I managed not to read The Catcher in the Rye until age 38. I'm not sorry I read it while prepping for the Praxis II test, but I wasn't exactly blown away by the book. Don't get me wrong--I liked it fine--I respect Holden and his suspicions about phonies and his sorrow about lost innocence; I think the novel is sad and at times funny, and that it does for Manhattan socialites and prep school students what Babbit did for members of the middle class. But like many of the books routinely touted as one of "the greatest novels of all time," I found it a bit underwhelming. Of course I always get uncomfortable with such rankings anyway. I suppose it would be easy to rank The Catcher in the Rye as amongst the greatest novel of all time if you'd read say five novels, which is true of many teens.

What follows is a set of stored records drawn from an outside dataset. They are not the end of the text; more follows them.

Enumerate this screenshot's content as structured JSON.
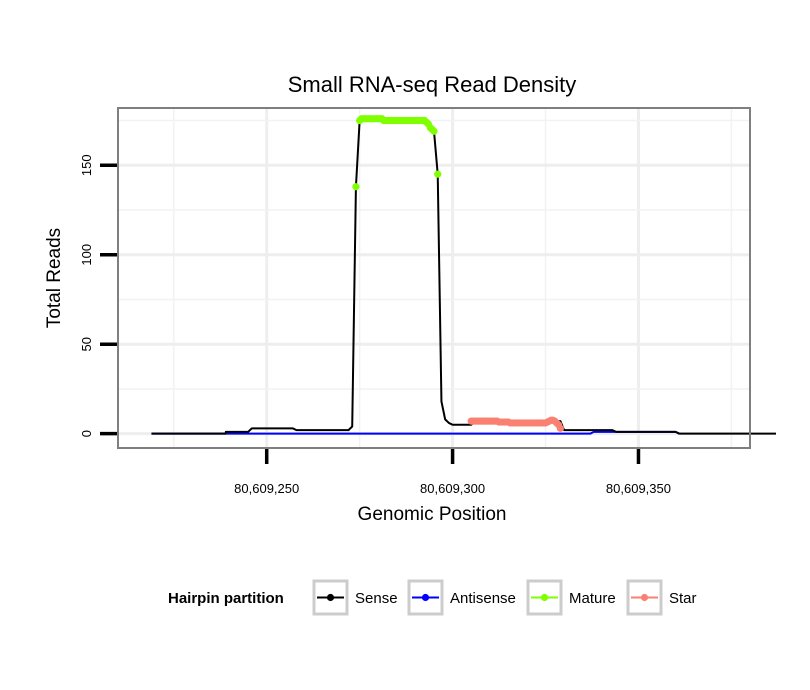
{
  "chart_data": {
    "type": "line",
    "title": "Small RNA-seq Read Density",
    "xlabel": "Genomic Position",
    "ylabel": "Total Reads",
    "xlim": [
      80609210,
      80609380
    ],
    "ylim": [
      -8,
      182
    ],
    "x_ticks": [
      {
        "value": 80609250,
        "label": "80,609,250"
      },
      {
        "value": 80609300,
        "label": "80,609,300"
      },
      {
        "value": 80609350,
        "label": "80,609,350"
      }
    ],
    "y_ticks": [
      {
        "value": 0,
        "label": "0"
      },
      {
        "value": 50,
        "label": "50"
      },
      {
        "value": 100,
        "label": "100"
      },
      {
        "value": 150,
        "label": "150"
      }
    ],
    "x_minor_gridlines": [
      80609225,
      80609275,
      80609325,
      80609375
    ],
    "y_minor_gridlines": [
      25,
      75,
      125,
      175
    ],
    "grid": true,
    "legend": {
      "title": "Hairpin partition",
      "position": "bottom",
      "entries": [
        {
          "name": "Sense",
          "color": "#000000"
        },
        {
          "name": "Antisense",
          "color": "#0000ff"
        },
        {
          "name": "Mature",
          "color": "#7fff00"
        },
        {
          "name": "Star",
          "color": "#fa8072"
        }
      ]
    },
    "series": [
      {
        "name": "Sense",
        "color": "#000000",
        "markers": false,
        "points": [
          [
            80609219,
            0
          ],
          [
            80609239,
            0
          ],
          [
            80609239,
            1
          ],
          [
            80609245,
            1
          ],
          [
            80609246,
            3
          ],
          [
            80609257,
            3
          ],
          [
            80609258,
            2
          ],
          [
            80609272,
            2
          ],
          [
            80609273,
            4
          ],
          [
            80609274,
            138
          ],
          [
            80609275,
            175
          ],
          [
            80609281,
            176
          ],
          [
            80609287,
            175
          ],
          [
            80609293,
            174
          ],
          [
            80609294,
            171
          ],
          [
            80609295,
            169
          ],
          [
            80609296,
            145
          ],
          [
            80609297,
            18
          ],
          [
            80609298,
            8
          ],
          [
            80609299,
            6
          ],
          [
            80609300,
            5
          ],
          [
            80609305,
            5
          ],
          [
            80609306,
            7
          ],
          [
            80609316,
            7
          ],
          [
            80609317,
            6
          ],
          [
            80609326,
            6
          ],
          [
            80609327,
            7
          ],
          [
            80609329,
            7
          ],
          [
            80609330,
            2
          ],
          [
            80609343,
            2
          ],
          [
            80609344,
            1
          ],
          [
            80609360,
            1
          ],
          [
            80609361,
            0
          ],
          [
            80609387,
            0
          ]
        ]
      },
      {
        "name": "Antisense",
        "color": "#0000ff",
        "markers": false,
        "points": [
          [
            80609219,
            0
          ],
          [
            80609337,
            0
          ],
          [
            80609338,
            1
          ],
          [
            80609360,
            1
          ],
          [
            80609361,
            0
          ]
        ]
      },
      {
        "name": "Mature",
        "color": "#7fff00",
        "markers": true,
        "points": [
          [
            80609274,
            138
          ],
          [
            80609275,
            175
          ],
          [
            80609275.5,
            176
          ],
          [
            80609276,
            176
          ],
          [
            80609276.5,
            176
          ],
          [
            80609277,
            176
          ],
          [
            80609277.5,
            176
          ],
          [
            80609278,
            176
          ],
          [
            80609278.5,
            176
          ],
          [
            80609279,
            176
          ],
          [
            80609279.5,
            176
          ],
          [
            80609280,
            176
          ],
          [
            80609280.5,
            176
          ],
          [
            80609281,
            176
          ],
          [
            80609281.5,
            175
          ],
          [
            80609282,
            175
          ],
          [
            80609282.5,
            175
          ],
          [
            80609283,
            175
          ],
          [
            80609283.5,
            175
          ],
          [
            80609284,
            175
          ],
          [
            80609284.5,
            175
          ],
          [
            80609285,
            175
          ],
          [
            80609285.5,
            175
          ],
          [
            80609286,
            175
          ],
          [
            80609286.5,
            175
          ],
          [
            80609287,
            175
          ],
          [
            80609287.5,
            175
          ],
          [
            80609288,
            175
          ],
          [
            80609288.5,
            175
          ],
          [
            80609289,
            175
          ],
          [
            80609289.5,
            175
          ],
          [
            80609290,
            175
          ],
          [
            80609290.5,
            175
          ],
          [
            80609291,
            175
          ],
          [
            80609291.5,
            175
          ],
          [
            80609292,
            175
          ],
          [
            80609292.5,
            175
          ],
          [
            80609293,
            174
          ],
          [
            80609293.5,
            173
          ],
          [
            80609294,
            171
          ],
          [
            80609294.5,
            170
          ],
          [
            80609295,
            169
          ],
          [
            80609296,
            145
          ]
        ]
      },
      {
        "name": "Star",
        "color": "#fa8072",
        "markers": true,
        "points": [
          [
            80609305,
            7
          ],
          [
            80609305.5,
            7
          ],
          [
            80609306,
            7
          ],
          [
            80609306.5,
            7
          ],
          [
            80609307,
            7
          ],
          [
            80609307.5,
            7
          ],
          [
            80609308,
            7
          ],
          [
            80609308.5,
            7
          ],
          [
            80609309,
            7
          ],
          [
            80609309.5,
            7
          ],
          [
            80609310,
            7
          ],
          [
            80609310.5,
            7
          ],
          [
            80609311,
            7
          ],
          [
            80609311.5,
            7
          ],
          [
            80609312,
            7
          ],
          [
            80609312.5,
            6.5
          ],
          [
            80609313,
            6.5
          ],
          [
            80609313.5,
            6.5
          ],
          [
            80609314,
            6.5
          ],
          [
            80609314.5,
            6.5
          ],
          [
            80609315,
            6.5
          ],
          [
            80609315.5,
            6
          ],
          [
            80609316,
            6
          ],
          [
            80609316.5,
            6
          ],
          [
            80609317,
            6
          ],
          [
            80609317.5,
            6
          ],
          [
            80609318,
            6
          ],
          [
            80609318.5,
            6
          ],
          [
            80609319,
            6
          ],
          [
            80609319.5,
            6
          ],
          [
            80609320,
            6
          ],
          [
            80609320.5,
            6
          ],
          [
            80609321,
            6
          ],
          [
            80609321.5,
            6
          ],
          [
            80609322,
            6
          ],
          [
            80609322.5,
            6
          ],
          [
            80609323,
            6
          ],
          [
            80609323.5,
            6
          ],
          [
            80609324,
            6
          ],
          [
            80609324.5,
            6
          ],
          [
            80609325,
            6
          ],
          [
            80609325.5,
            6.5
          ],
          [
            80609326,
            7
          ],
          [
            80609326.5,
            7.5
          ],
          [
            80609327,
            7.5
          ],
          [
            80609327.5,
            7
          ],
          [
            80609328,
            6
          ],
          [
            80609328.5,
            5
          ],
          [
            80609329,
            3
          ]
        ]
      }
    ]
  }
}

I prefer Paul's Case by Willa Cather. Today Paul and Holden would be given IEP meetings and then dosed up with Ritalin.

2 comments:

John Vondracek said...

I also think it's the age and times that you read it in, that makes you think it's one of the greatest books ever written.

I think it's probably one of the greatest books ever written for a certain target age group... but not a 38 year old. your pretty much paast all that by that age... you can only remember feeling that way... you don't still feel that way, you know?

Nyarlathotep said...

I still feel much the same way about the world as Holden, even in my LAAAAATE 30s. Everything and everyone is phony, it would be great just to head to the hills and live in a cabin, etc. I don't think my age has anything to do with appreciating the themes or events or characters.

But you're right. Reading this 20 years ago would have made a difference. I used to wipe dirty words off the walls too if I thought little kids would see them.

It wouldn't surprise me to find out it wasn't taught at Hereford High because of the word "fuck."